Toyota president Katsuaki Watanabe also praised new rules requiring automakers to ensure that the vehicles they sell in the United States have an average fuel economy of 35 miles (56 kilometers) per gallon by 2020.
GM, Ford Motor Co. and Chrysler LLC -- whose fleets are much more weighted towards gasoline-guzzling trucks and sport-utility vehicles -- lobbied heavily against the new rules.
They warned that meeting them will require major research and development investments and possibly the elimination of popular models.
"Toyota strongly supports this long overdue legislation," Watanabe said Sunday.
"We will not wait until the deadline to comply. I have issued a challenge to our engineers to meet the new standards well in advance of 2020. I believe it can be done, it should be done and that Toyota is capable of doing it."
GM's Wagoner also refused to concede second place to Toyota in overall global sales.
"I suspect it's going to be pretty close, if anything it's going to be remarkable that two companies that sell that many units are that close," he told reporters.
"If we win that's great, and I'm sure we'll be hustling as hard as we can to stay number one. If we don't we'll come back the next day to try to capture the title."
GM and Toyota were not the only automakers to make big promises when it came to environmentally-friendly vehicles.
Ford president Bill Ford announced "a global commitment" to become "leader in sustainability" which includes plans to sell 500,000 vehicles under its Ecoboost brand in the next five years.

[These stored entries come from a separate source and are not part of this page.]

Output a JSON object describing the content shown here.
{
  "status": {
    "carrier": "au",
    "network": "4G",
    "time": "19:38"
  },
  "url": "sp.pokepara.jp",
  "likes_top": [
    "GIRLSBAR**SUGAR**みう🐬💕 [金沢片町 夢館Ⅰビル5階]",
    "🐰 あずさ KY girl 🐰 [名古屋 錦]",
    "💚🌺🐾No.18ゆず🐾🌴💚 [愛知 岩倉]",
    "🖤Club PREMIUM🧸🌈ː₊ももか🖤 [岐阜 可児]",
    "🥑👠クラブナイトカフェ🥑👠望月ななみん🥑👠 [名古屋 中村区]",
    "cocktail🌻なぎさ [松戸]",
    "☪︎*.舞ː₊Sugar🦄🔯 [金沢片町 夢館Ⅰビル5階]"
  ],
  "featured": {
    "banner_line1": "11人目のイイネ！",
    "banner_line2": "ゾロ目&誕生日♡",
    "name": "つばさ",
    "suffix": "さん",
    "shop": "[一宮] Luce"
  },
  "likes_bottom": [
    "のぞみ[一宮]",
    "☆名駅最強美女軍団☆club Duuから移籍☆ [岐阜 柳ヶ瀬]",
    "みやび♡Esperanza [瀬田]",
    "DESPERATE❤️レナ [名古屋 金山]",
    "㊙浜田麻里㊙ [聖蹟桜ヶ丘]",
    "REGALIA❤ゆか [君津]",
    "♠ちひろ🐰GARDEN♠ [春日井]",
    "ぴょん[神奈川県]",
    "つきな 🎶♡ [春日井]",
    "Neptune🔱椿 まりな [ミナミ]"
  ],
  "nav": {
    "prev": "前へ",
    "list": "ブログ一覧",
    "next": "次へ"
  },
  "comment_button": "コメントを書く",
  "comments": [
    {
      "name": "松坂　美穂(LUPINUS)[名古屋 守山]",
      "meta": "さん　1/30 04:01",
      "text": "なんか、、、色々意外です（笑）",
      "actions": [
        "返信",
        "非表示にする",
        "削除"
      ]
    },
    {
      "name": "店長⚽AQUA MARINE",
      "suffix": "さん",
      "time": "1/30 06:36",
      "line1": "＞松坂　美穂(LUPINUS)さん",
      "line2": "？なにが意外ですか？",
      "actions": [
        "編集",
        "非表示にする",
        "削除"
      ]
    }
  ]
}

Honda Motor unveiled a fuel cell-powered sedan which will be leased to a limited number of customers in California later this year. It also vowed to have hybrids account for 10 percent of global sales by 2010 and to bring clean diesels to the US by 2009.
Chinese automakers also presented their hybrid offers, although no date was set for entry into the United States.
And the "green" fashion even reached luxury cars, with Ferrari presenting for the first time the F430 Spider, a prototype car that works on biofuel.